The "final secret files" on three US assassinations that "shattered" the 1960s are due to be revealed, said CNN. Donald Trump has signed an executive order to declassify documents about the killings of John F. Kennedy, Robert F. Kennedy and Martin Luther King Jr. – to the delight of cynics and conspiracy theorists.
What happened to the three men? President Kennedy was shot dead by Lee Harvey Oswald on a visit to Dallas, Texas, in November 1963. Almost five years later, in June 1968, his brother Robert was assassinated in Los Angeles while campaigning to become the Democratic presidential nominee. Two months earlier, celebrated civil-rights leader Martin Luther King Jr. had been murdered in Memphis, Tennessee.
All three killings are mired in controversy. JFK's murder spawned a cottage industry of self-published skeptics. RFK's son Robert F Kennedy Jr., now Trump's nominee for health secretary, does not believe Sirhan Sirhan, the man convicted of his father's killing, was responsible. And King's relatives believe white nationalist James Earl Ray, who fired the deadly shots, did not act alone and was instead part of a larger conspiracy, particularly in light of the FBI's extensive surveillance of King.
When will the documents be released? According to the National Archives, 99% of records related to JFK's death have already been made public, although many were heavily redacted at the request of the CIA and FBI.
The US attorney general and head of national intelligence now have 15 days to "come up with a plan" to declassify the remaining JFK files, and 45 days to do the same for the other two cases, said Sky News. So it's "unclear" exactly when the newly unclassified details will "see the light of day".
What might they reveal?
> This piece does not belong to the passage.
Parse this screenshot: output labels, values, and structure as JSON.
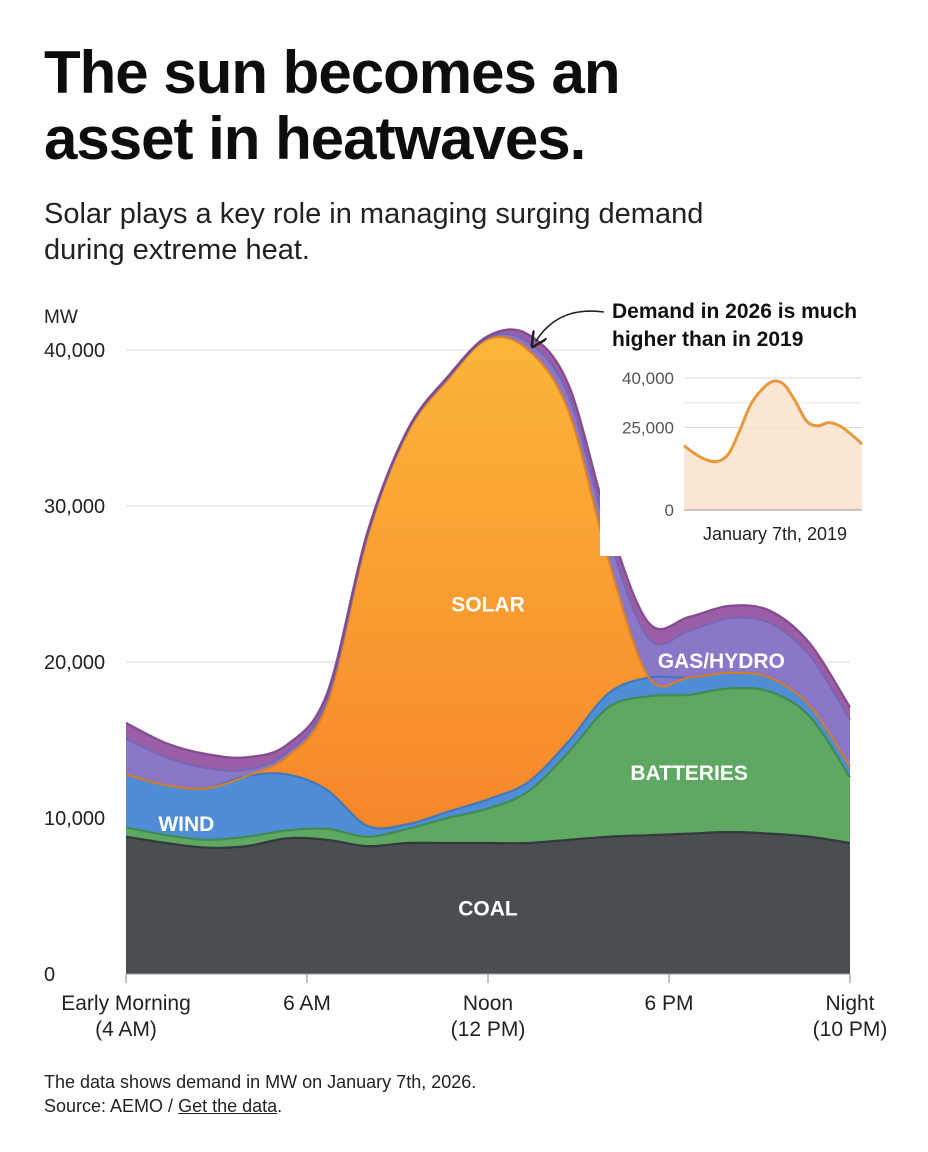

The remaining documents might clarify the extent to which the CIA was aware of, or even involved with, Lee Harvey Oswald before JFK's assassination – an issue at the centre of many people's suspicions, Jefferson Morley, editor of the JFK Facts newsletter, told The Washington Post. Others believe they might show that the CIA failed to report Oswald to the FBI before he killed the president.
Trump has said "everything will be revealed". But the new information, said CNN, "may not satisfy" those who hope it will "fully clear the veil of mystery" surrounding all three murders.